The girl was adjusting her bag on her shoulder when I might have accidentally bumped into her. Hard.

She stumbled forward, almost toppling face-first to the ground under the weight of everything.

“Oh, sorry,” I said sweetly. “Didn’t see you there.” Ghost-talker or not, you do not mess with me. That is rule one. My dad, who is an excellent corporate negotiator, alwayssays that if you let people walk over you once, they’ll turn you into their favorite footpath. Or something vaguely fortune cookie–esque like that.

She recovered her balance and straightened up, shifting her bag back into position. “I don’t have time for this,” she said with an irritated sigh. She turned to face me with something small, silver, and shiny in her hand. It looked like a flashlight, but it wasn’t on.

“No!” Will shouted.

“What is that?” I demanded. “What is she doing?”

“Not now, Alona,” Will said tightly. He moved to stand between us. “Let’s just focus on getting out of here, okay?” he said to the girl. Behind us, the sounds of heavy footsteps and men shouting inside came through clearly even with the windows boarded up. The police were in the house now.

Her gaze darted toward the house and then back to me. “Whatever,” she said. “I’m gone.”

“Wait.” Will started after her. “I still don’t know your name.”

Oh, please.

She whirled around. “Look, playtime is over,” she snapped. “This was my third chance at a containment. And you screwed it up. Get it?”

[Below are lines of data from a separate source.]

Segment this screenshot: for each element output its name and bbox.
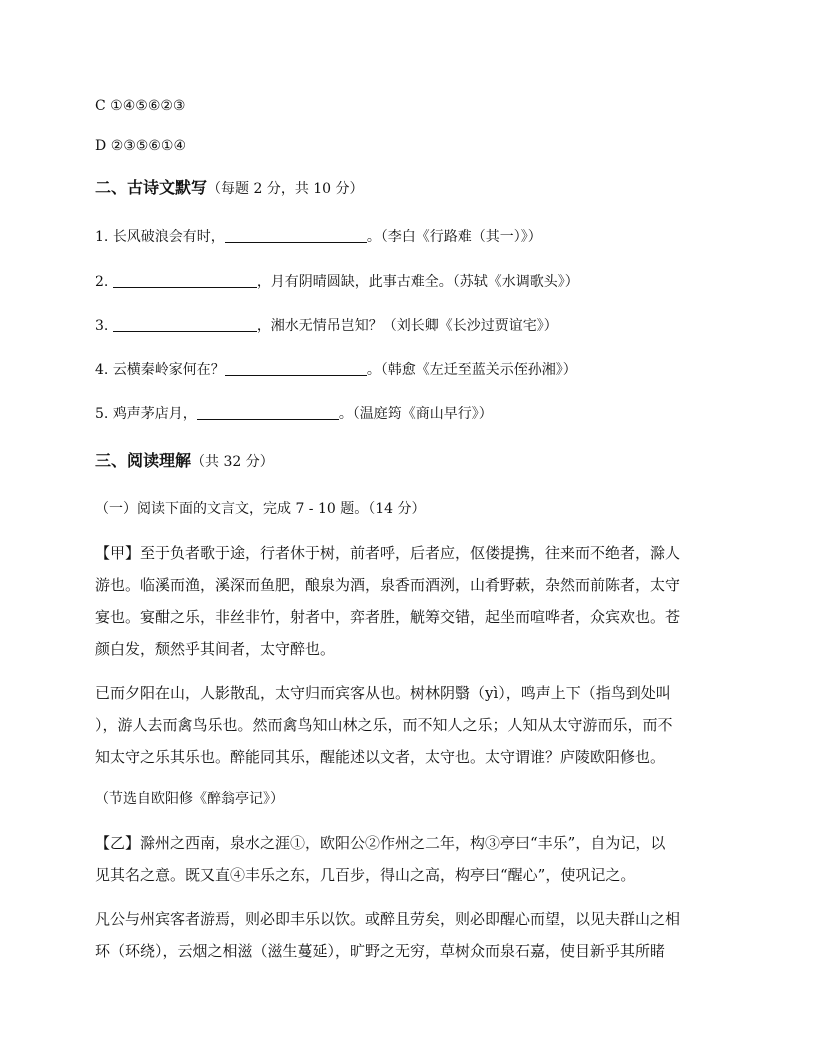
question-number: 4. [95,362,109,378]
section-heading [95,451,274,472]
question-text: 鸡声茅店月， [112,406,197,422]
passage-line: 游也。临溪而渔，溪深而鱼肥，酿泉为酒，泉香而酒洌，山肴野蔌，杂然而前陈者，太守 [95,576,681,594]
part-intro: （一）阅读下面的文言文，完成 7 - 10 题。（14 分） [95,501,426,517]
question-text: 。（李白《行路难（其一）》） [366,229,542,245]
option-d [95,136,186,156]
question-number: 2. [95,274,109,290]
passage-line: ），游人去而禽鸟乐也。然而禽鸟知山林之乐，而不知人之乐；人知从太守游而乐，而不 [95,716,673,734]
section-title: 二、古诗文默写 [95,178,208,197]
question-number: 1. [95,229,109,245]
question-number: 3. [95,318,109,334]
option-letter: C [95,98,106,114]
question-number: 5. [95,406,109,422]
poem-question [95,316,558,336]
option-c [95,96,185,116]
passage-jia-continued [95,677,721,773]
passage-line: 【乙】滁州之西南，泉水之涯①，欧阳公②作州之二年，构③亭曰“丰乐”，自为记，以 [95,834,666,852]
option-sequence: ②③⑤⑥①④ [110,138,186,154]
passage-jia [95,537,721,665]
passage-line: 【甲】至于负者歌于途，行者休于树，前者呼，后者应，伛偻提携，往来而不绝者，滁人 [95,544,681,562]
question-text: 长风破浪会有时， [112,229,225,245]
answer-blank[interactable] [113,273,257,288]
passage-line: 环（环绕），云烟之相滋（滋生蔓延），旷野之无穷，草树众而泉石嘉，使目新乎其所睹 [95,942,666,960]
section-note: （每题 2 分，共 10 分） [207,181,364,197]
passage-line: 已而夕阳在山，人影散乱，太守归而宾客从也。树林阴翳（yì），鸣声上下（指鸟到处叫 [95,684,671,702]
answer-blank[interactable] [197,405,339,420]
question-text: ，湘水无情吊岂知？（刘长卿《长沙过贾谊宅》） [256,318,558,334]
option-sequence: ①④⑤⑥②③ [110,98,186,114]
answer-blank[interactable] [225,361,367,376]
passage-line: 见其名之意。既又直④丰乐之东，几百步，得山之高，构亭曰“醒心”，使巩记之。 [95,866,636,884]
passage-line: 宴也。宴酣之乐，非丝非竹，射者中，弈者胜，觥筹交错，起坐而喧哗者，众宾欢也。苍 [95,608,681,626]
passage-line: 颜白发，颓然乎其间者，太守醉也。 [95,640,336,658]
answer-blank[interactable] [113,317,257,332]
section-note: （共 32 分） [191,454,274,470]
passage-line: 凡公与州宾客者游焉，则必即丰乐以饮。或醉且劳矣，则必即醒心而望，以见夫群山之相 [95,910,681,928]
poem-question [95,272,579,292]
poem-question [95,227,542,247]
poem-question [95,404,493,424]
question-text: 云横秦岭家何在？ [112,362,225,378]
question-text: 。（温庭筠《商山早行》） [338,406,493,422]
poem-question [95,360,577,380]
question-text: 。（韩愈《左迁至蓝关示侄孙湘》） [366,362,577,378]
question-text: ，月有阴晴圆缺，此事古难全。（苏轼《水调歌头》） [256,274,579,290]
passage-yi-continued [95,903,721,967]
passage-source: （节选自欧阳修《醉翁亭记》） [95,791,284,807]
passage-yi [95,827,721,891]
passage-line: 知太守之乐其乐也。醉能同其乐，醒能述以文者，太守也。太守谓谁？庐陵欧阳修也。 [95,748,666,766]
option-letter: D [95,138,107,154]
section-title: 三、阅读理解 [95,451,192,470]
section-heading [95,178,364,199]
answer-blank[interactable] [225,228,367,243]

“No,” he said, sounding baffled.

“Let her go,” I said. “We don’t need her.” Seriously, she was a little shorter than me and not nearly as attractive. And yes, I’m qualified to judge. It’s always important to know how you rank against other females in the immediate vicinity. Know your competition. Not that she was. Competition, I mean. I suppose she did have a bit of an exotic appeal with all of that hair, and her eyes might have been pretty if I could have gotten a better look to judge, but aside from that? Nothing. Well, the ghost-talker thing, I guess.

She laughed. “Princess, you have no idea what you need.” Why did that sound like a threat?

I tried to move around Will to get at her, but he threw up an arm to stop me, and I didn’t want to hurt him further.

“Have a nice life, Casper lover,” she said to Will. “Stay out of mine.” Then she took off at a quick jog, all of her equipment rattling as she went.

Will took a step after her.

“Oh, no.” I snagged his sleeve. “Car is that way.” I pointed in the opposite direction of the girl.

He didn’t respond, and for a second, I thought he might shake me off and chase her anyway.

Seriously?
I felt a tiny squeeze of panic, for the first time in a long while. Would he really do that? Ditch me, Alona Dare, for her, some random girl who just happened to be a ghost-talker?

Oh, I don’t think so.

Yes, I could make it out of here on my own just fine, but that wasn’t the point. We were in this together. Period. End of story.

“Hey.” I snapped my fingers in front of his face. “Wake up. We need to go.”

Finally, he nodded and we started hurrying in the direction of the car. Thank God.

But that didn’t stop him from looking back after her every ten seconds, or me from noticing it.

Crap. This would have to be addressed.